Now having a cat room doesn ‘t mean you banish your feline to one room only. We need the run of the WHOLE house. A cat room is another way to enhance our lives.
There are many great ideas on Instagram if you are interested in enhancing your feline’s life by creating a cat room.
People, People! Don’t you know that moving is stressful for us and that we love to hid in strange places when we’re scared? Let this story be a lesson to you before you get rid of any furniture that you need to make sure all your felines are accounted for.
Denver Animal Protection got a call on New Year’s Eve from the city’s Arc Thrift Store, where employees had discovered a meowing sound coming from a chair someone had dropped off at the shop.

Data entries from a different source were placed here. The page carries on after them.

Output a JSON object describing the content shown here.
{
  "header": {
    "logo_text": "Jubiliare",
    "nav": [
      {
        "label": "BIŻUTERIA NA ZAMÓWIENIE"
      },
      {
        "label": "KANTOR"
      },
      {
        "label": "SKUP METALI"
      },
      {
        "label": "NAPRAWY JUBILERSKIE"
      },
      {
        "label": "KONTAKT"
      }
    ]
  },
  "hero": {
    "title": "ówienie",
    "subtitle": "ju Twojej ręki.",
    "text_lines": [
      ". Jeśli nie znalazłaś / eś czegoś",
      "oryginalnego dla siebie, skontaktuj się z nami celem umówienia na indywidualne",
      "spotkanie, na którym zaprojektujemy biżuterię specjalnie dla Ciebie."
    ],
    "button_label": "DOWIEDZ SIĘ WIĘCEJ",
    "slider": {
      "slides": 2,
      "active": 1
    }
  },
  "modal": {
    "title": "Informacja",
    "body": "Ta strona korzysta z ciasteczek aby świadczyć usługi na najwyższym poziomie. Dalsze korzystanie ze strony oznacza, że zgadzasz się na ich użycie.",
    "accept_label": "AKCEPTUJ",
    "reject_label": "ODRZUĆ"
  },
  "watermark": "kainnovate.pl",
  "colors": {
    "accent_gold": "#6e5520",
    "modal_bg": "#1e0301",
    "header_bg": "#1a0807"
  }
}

“Sure enough, there’s a recliner out front, and there’s a little orange tabby stuck inside,” animal protection Officer Jenna Humphreys told The Denver Channel. “Very friendly, couldn’t get out. They said that they had noticed the meowing shortly after somebody had dropped it off.”
Meanwhile, the cat’s owners had become distraught after realizing Montequila was nowhere to be found. They eventually realized she must have stowed away in the chair, and they reached out to the thrift store, where the staff put them in touch with animal protection, the agency wrote on Facebook.
Humphrey said the owners were “so relieved” and “absolutely thrilled to have their cat back.”
Water intake is important for every cat and if your feline has kidney issues it’s even more critical.
To aid in monitoring your cat’s health, PurrSong is releasing a water dispenser that tracks water consumption, a litter box that tracks your cat’s weight and bathroom habits and an activity tracker that can collect data on your cat’s movement and sleep patterns. The idea is that any and all of this data can help you see your cat’s everyday routine and, more importantly, notice early enough when they break that routine.
If PurrSong sounds familiar, it’s because at CES 2019 the company launched the $900 LavvieBot S, a self-cleaning litter box that refills litter automatically. Joining the LavvieBot S in PurrSong’s 2022 lineup is LavvieWater, a filtered water dispenser that tracks your cat’s water intake. Water is circulated without a motor and filtered to reduce water scale build-up.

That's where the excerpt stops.